Defensive Orthodontics
In light of the fact that TMJ problems can be caused by everyday occurrences such as a yawn, a wide opening, a blow, occlusal changes, stress, bruxing, and many more, it seems extraordinary that the fault is often ascribed to orthodontic intervention. Further, with all the cases that have been treated orthodontically that never had a TMJ problem, and all the cases of TMJ problems that never were treated by orthodontists, it would seem hard to make a case for orthodontic treatment as the cause. Yet, it is happening.
In a recent malpractice suit, a patient was awarded $850,000 plus costs for allegedly causing a TMJ problem with a treatment plan calling for the extraction of upper first bicuspids. The jury was convinced that retraction of the upper anterior teeth following the extractions locked the mandible and forced the condyles back in the fossa. Aside from merits of the case and aside from the question of whether a legal precedent was or was not set, there is a question of how an orthodontist contemplating such a treatment plan should protect himself or herself against a similar suit, assuming that he or she is convinced that TMJ problems do not result from such a treatment procedure--or at least will not in the case at hand.
The point has been made and needs to be made again that orthodontists should be sure to carry a maximum amount of occurrence-basis malpractice insurance, which insures against future suits for present work, as against claimsmade-basis insurance, which insures only for the current policy year. (See Jones, C.L.: Long-Term Orthodontic Liability Problems, JCO 19:134, 1985.) The point has also been made that friends do not usually sue friends. (See Larry White's Editor's Corner in the October 1986 issue of JCO.)
It has been suggested that the suit mentioned might not have been lost if the orthodontist had had pretreatment tomograms of the joint to demonstrate that the condyle position was not changed by treatment.
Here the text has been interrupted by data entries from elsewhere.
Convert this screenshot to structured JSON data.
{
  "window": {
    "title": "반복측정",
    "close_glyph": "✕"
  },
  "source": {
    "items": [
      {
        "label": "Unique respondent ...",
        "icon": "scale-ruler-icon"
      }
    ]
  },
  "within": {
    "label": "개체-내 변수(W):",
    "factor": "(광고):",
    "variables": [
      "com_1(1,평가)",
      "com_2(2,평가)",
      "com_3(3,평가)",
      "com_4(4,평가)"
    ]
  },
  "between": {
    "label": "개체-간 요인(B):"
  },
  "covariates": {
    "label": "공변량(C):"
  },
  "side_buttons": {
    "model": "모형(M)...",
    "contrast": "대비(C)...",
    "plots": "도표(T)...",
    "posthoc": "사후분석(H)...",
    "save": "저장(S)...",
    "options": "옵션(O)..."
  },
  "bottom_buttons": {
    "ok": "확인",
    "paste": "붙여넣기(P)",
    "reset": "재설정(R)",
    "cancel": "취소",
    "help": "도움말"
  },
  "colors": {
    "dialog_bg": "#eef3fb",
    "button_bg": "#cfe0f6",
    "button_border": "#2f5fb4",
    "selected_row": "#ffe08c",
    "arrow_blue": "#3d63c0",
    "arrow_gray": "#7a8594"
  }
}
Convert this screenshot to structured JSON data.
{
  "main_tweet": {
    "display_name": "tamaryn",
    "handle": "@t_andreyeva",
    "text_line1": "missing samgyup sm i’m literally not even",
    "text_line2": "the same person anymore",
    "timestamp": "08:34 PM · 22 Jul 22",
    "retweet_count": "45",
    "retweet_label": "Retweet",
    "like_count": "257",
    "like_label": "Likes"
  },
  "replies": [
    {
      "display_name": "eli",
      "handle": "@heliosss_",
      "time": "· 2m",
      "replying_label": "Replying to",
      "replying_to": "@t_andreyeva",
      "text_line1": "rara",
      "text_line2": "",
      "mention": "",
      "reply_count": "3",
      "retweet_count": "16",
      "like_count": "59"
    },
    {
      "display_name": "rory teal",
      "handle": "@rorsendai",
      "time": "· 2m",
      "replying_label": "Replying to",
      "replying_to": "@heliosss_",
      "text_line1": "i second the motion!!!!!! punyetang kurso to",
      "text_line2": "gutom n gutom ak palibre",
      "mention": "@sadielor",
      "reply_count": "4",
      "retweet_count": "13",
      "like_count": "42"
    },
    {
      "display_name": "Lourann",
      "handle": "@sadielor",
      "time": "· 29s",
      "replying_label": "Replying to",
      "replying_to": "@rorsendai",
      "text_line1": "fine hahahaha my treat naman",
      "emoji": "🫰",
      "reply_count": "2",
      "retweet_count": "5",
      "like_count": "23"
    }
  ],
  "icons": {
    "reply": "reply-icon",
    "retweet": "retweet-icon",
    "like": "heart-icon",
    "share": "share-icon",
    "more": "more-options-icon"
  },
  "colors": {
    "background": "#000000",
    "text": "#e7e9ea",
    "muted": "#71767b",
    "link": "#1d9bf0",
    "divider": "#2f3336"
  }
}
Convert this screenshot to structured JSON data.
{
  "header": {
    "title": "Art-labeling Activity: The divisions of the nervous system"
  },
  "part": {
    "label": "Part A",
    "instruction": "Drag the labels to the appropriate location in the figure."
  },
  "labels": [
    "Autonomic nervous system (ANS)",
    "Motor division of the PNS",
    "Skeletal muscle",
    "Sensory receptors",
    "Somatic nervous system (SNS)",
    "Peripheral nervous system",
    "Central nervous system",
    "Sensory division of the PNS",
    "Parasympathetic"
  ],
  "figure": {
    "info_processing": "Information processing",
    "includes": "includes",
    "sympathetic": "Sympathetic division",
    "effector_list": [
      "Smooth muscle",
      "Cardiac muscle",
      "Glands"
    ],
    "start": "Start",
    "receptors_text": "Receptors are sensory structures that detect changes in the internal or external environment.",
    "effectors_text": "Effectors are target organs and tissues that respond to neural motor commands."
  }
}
This idea raises the prospect of an expensive defensive tactic, especially when there is no consensus in the profession that tomograms of the joint are diagnostic.
Whether tomograms, in addition to the usual diagnostic records, will improve the chances for a successful defense remains to be seen. Meanwhile, orthodontists would do well to keep in touch with the state of the art in TMJ diagnosis and consider whether axiography, kinesiography, or some other method of measuring mandibular movement and assessing the condition of the TMJ would be an appropriate addition to their diagnostic routine. The chances appear to be good that the answer is "yes".
A second defensive measure would be never to extract bicuspids. Not only is this non-diagnosis unacceptable according to present practice, but it would not necessarily avoid a suit based on alleged TMJ damage. If it were to become clear that there is a better way to handle those cases in which a prudent orthodontist would extract bicuspids today, then orthodontists in the future will follow what they judge to be the better way--as they always have.
A third defensive measure is informed consent. The possibility of TMJ problems following treatment should be discussed thoroughly, and the patient should be given a realistic appraisal of the risk/reward balance in his or her case and the pros and cons of alternative treatment plans. The patient and/or responsible party should sign a consent form that details this discussion. While it is useful and convenient to have a printed consent form, it is important that the points in that form be reviewed in a patient interview and, perhaps, checked off as they are discussed.
We are sometimes reluctant to lay out all the events that could conceivably be related to treatment, when most of them are extremely unlikely to occur in our experience. In some cases, there is a fear that a patient will reject needed treatment because of some farfetched point raised in the informed consent discussion. This would seem to be a minor risk when weighed against the bringing of or loss of a malpractice suit.
A fourth defensive measure is to collect evidence that will defend the treatment concepts that we customarily use and that will be credible in a court. This might be a specialty group effort or a university group effort, or both. Certainly there ought to be enough cases that have been treated with extraction to remove the question of cause and effect from the anecdotal to the evidential. In the March 1988 issue of AJO, Gianelly et al. published a study that concluded that "neither four-premolar extraction treatment nor deep bites were associated with posteriorly positioned condyles when visualized with corrected tomograms" in the sample studied. More such studies are needed, of cases in which various teeth had been extracted, to establish a body of evidence that might avoid some malpractice litigation and mitigate divisions within dentistry that support such suits.
A final defensive measure is never to dismiss a patient. Orthodontic patients ought not to be transients in an orthodontic practice. They must be educated to the possibility that additional problems related to function and alignment can occur, that they are not necessarily related to prior treatment, and that maintenance of a harmonious stomatognathic system means periodic recall to observe the condition of this complicated system as a person ages, and to treat what needs to be treated to keep the machine running at an optimum level. There are no guarantees that the system will remain in harmony for a lifetime.
Such an approach would introduce a management problem, but not an insurmountable one; and beyond defensive orthodontics lies a conversion of orthodontics from an incidental service to one of ongoing care.